The Bharatiya Janata Party is back at what it knows the best. It is the old divide and rule game that the BJP has set in motion in Assam in the garb of NRC. The target for the saffron party is to win the 2019 general elections through polarisation. The game has started from Assam where the foreigners’ issue is cleverly given a Hindu-Muslim twist. It’s the same game that is being played in Europe and in the US: raking up the fear of migrants. Here in Assam, the ‘Bangladeshi’ migrant is projected as a “threat to national security”.

None other than BJP president Amit Shah, on the floor of Rajya Sabha, gave it the ‘migrants versus Indian citizens’ colour.

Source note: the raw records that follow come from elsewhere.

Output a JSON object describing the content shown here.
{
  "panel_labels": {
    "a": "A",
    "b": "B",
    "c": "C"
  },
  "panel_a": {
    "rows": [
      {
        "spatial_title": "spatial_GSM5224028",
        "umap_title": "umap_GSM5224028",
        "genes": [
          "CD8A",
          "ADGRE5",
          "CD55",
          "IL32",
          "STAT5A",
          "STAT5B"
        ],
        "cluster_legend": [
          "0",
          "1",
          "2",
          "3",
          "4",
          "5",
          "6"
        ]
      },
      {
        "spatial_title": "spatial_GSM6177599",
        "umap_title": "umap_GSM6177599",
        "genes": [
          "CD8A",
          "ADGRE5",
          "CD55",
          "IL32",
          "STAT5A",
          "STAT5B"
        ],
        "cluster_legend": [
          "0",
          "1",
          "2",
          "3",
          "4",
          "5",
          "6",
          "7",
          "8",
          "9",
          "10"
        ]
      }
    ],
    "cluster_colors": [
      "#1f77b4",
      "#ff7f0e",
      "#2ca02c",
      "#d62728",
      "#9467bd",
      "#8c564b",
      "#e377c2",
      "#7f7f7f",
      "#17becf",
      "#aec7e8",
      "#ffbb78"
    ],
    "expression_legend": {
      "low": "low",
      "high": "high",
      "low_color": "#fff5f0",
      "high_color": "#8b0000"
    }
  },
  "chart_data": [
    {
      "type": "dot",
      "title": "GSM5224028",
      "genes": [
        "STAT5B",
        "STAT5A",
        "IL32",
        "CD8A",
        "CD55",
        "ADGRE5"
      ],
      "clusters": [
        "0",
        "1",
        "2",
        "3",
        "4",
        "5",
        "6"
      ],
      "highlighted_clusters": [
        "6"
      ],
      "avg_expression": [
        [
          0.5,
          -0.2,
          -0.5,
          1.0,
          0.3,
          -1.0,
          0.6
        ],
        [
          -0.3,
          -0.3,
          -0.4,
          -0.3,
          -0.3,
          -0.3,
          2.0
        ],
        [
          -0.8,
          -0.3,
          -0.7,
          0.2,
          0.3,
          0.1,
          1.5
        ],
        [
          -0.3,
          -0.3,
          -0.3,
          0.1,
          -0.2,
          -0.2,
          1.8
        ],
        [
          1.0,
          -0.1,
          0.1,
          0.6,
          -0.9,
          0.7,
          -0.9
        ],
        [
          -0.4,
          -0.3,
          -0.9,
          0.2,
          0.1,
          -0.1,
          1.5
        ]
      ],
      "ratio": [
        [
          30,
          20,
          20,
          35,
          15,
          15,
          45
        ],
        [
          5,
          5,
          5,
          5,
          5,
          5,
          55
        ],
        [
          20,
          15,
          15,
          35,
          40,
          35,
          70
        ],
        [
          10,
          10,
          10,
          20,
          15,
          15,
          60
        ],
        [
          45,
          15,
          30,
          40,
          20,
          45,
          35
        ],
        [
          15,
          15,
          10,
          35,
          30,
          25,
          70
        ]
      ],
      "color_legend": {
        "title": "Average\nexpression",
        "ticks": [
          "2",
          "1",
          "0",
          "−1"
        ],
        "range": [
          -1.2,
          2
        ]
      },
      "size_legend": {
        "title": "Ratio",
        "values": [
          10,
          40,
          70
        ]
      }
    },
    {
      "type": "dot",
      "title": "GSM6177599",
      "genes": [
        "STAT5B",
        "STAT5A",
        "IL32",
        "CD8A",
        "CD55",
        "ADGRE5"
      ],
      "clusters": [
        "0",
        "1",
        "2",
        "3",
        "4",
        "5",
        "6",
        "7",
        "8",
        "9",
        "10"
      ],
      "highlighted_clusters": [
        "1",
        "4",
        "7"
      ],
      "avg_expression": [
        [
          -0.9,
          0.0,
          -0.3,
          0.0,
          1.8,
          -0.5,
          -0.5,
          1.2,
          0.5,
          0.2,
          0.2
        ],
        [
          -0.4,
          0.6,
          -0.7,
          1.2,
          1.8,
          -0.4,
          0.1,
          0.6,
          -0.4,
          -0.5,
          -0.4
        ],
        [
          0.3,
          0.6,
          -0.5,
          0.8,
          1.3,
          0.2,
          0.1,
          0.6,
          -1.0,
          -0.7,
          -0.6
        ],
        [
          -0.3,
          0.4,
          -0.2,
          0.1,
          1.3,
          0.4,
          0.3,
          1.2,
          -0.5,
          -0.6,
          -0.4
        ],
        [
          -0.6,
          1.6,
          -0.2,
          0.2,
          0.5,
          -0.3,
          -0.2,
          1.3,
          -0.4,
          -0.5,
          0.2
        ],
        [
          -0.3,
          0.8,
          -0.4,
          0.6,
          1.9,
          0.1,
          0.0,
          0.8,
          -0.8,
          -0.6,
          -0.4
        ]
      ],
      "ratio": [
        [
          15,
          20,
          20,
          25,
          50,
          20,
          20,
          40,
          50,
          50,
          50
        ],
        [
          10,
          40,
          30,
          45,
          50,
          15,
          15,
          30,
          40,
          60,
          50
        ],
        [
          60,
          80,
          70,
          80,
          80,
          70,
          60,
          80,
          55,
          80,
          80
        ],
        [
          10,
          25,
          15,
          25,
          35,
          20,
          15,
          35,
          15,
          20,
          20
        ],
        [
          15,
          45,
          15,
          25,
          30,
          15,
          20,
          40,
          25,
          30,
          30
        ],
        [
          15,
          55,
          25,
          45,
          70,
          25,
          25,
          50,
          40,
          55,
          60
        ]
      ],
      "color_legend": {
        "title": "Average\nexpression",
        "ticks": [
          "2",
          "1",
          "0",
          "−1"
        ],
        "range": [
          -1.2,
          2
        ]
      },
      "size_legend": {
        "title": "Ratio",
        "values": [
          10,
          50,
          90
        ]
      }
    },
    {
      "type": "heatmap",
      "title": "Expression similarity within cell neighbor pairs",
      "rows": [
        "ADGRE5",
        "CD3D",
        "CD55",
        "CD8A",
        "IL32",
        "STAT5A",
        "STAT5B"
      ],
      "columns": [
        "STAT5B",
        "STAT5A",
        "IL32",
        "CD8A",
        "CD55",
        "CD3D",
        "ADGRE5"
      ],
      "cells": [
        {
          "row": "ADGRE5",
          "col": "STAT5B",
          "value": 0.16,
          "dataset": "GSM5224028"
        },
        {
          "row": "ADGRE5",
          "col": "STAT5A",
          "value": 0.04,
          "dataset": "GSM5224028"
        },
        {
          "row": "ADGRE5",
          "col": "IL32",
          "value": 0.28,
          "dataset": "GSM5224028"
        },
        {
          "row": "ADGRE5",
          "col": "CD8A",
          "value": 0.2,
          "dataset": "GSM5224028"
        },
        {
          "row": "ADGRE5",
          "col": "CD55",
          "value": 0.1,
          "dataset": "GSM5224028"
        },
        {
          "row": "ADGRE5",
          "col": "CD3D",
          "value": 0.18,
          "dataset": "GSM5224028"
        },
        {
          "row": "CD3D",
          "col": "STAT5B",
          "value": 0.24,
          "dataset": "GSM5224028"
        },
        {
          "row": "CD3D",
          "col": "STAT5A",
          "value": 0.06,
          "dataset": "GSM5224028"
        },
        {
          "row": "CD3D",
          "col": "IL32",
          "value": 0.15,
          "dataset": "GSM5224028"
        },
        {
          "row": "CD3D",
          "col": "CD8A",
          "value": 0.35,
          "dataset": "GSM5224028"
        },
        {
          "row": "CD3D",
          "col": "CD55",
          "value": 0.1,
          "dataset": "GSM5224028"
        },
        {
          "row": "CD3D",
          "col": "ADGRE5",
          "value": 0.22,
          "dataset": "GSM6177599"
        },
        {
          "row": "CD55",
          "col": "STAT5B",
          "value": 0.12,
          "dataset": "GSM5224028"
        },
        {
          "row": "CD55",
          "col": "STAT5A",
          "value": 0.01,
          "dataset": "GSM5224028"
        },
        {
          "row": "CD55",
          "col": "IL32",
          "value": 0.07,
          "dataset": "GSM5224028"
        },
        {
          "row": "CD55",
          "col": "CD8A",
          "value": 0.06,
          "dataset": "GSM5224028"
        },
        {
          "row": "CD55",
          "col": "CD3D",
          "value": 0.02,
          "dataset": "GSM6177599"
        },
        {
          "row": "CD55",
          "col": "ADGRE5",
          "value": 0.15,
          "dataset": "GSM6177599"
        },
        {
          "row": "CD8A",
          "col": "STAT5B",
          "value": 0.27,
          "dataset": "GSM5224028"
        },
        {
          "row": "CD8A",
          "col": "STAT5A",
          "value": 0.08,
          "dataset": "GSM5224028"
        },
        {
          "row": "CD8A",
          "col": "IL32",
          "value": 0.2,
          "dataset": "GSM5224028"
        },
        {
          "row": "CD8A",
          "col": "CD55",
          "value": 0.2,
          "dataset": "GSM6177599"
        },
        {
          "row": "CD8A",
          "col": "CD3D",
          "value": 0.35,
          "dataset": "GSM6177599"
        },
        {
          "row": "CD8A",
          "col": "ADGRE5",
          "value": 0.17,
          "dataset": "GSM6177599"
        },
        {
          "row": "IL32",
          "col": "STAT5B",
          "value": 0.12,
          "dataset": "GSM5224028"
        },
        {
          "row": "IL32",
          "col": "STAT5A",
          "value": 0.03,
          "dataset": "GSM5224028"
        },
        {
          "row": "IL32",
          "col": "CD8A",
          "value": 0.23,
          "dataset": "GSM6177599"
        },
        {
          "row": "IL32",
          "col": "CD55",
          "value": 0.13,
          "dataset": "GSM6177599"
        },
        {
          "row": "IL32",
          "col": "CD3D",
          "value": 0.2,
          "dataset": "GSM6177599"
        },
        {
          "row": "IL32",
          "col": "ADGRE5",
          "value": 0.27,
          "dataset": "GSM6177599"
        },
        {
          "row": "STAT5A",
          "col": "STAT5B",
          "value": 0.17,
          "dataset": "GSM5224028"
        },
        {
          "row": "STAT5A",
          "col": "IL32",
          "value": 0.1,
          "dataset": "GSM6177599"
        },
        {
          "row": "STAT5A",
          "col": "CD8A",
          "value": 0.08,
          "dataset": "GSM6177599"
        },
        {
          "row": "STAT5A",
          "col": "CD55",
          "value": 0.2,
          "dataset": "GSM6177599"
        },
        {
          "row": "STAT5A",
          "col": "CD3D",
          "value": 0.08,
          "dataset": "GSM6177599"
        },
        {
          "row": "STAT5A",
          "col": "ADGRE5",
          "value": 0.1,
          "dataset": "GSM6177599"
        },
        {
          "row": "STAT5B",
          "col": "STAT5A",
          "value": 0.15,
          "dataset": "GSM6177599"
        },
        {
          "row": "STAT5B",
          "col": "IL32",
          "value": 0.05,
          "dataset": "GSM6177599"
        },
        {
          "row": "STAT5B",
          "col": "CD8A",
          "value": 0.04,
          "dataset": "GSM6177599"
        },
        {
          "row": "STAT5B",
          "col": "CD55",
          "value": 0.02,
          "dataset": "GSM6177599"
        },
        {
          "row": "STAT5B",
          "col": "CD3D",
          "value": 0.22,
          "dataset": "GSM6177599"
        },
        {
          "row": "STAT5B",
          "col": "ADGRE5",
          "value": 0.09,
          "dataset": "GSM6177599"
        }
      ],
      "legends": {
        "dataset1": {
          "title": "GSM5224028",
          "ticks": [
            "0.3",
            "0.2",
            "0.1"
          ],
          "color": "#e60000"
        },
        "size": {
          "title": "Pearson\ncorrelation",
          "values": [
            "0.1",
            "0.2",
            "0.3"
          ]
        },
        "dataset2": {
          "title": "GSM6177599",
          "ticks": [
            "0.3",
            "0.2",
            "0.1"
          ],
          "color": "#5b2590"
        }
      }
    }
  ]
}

He even dared the Opposition to clarify their stand vis-a-vis “national security” and reminded them not to play “vote bank politics”, an old BJP euphemism for ‘Muslim-friendly’ stand of secular parties.

It’s time for the entire liberal opposition to stand up, as it did in Parliament, on this issue to expose the BJP on the NRC issue. Because 2019 would be an election where the sane Indian elements have to work for protecting core Indian civilisational values which are inclusive and not exclusivist

It is vintage BJP. Right from the early 1990s, when its then president LK Advani launched his rath yatra, till date, the BJP has been on a constant drive to divide the country for its electoral game. It reaped good results in terms of its growth in national politics. The party moved from two seats in 1985 in Lok Sabha to the status of the single largest party in 1998 and finally hit the tally of having the majority on its own under Prime Minister Narendra Modi in 2014. But it is a game that is now dividing the country. The rath yatra ended with pulling down the Babri Masjid when they pitted Lord Rama against Allah in an attempt to cultivate Hindu vote bank to maximise seats in Lok Sabha. The party succeeded in its plan.

But the country witnessed a bloodbath in the form of widespread riots. The same game was played in 2002 with ethnic cleansing of Muslims in Gujarat that saw the rise of Narendra Modi in his home state. Modi in 2014 changed the course a bit when he personally played the development card while the RSS used divide and rule tactics which propelled Modi to power as a Hindu warrior. Now that the development hoax is exposed, Modi, Shah and the RSS, with overt media support, is getting ready to get back to its basic hate game.

Assam is the first step in the direction where the clear attempt is to pose the BJP as the Hindu saviour while the rest stand against it as pro-Muslim/foreigner and are therefore anti-national and not worthy of the majority vote bank. It’s time for the entire liberal opposition to stand up, as it did in Parliament, on this issue to expose the BJP on the NRC issue. Because 2019 would be an election where the sane Indian elements have to work for protecting core Indian civilisational values which are inclusive and not exclusivist.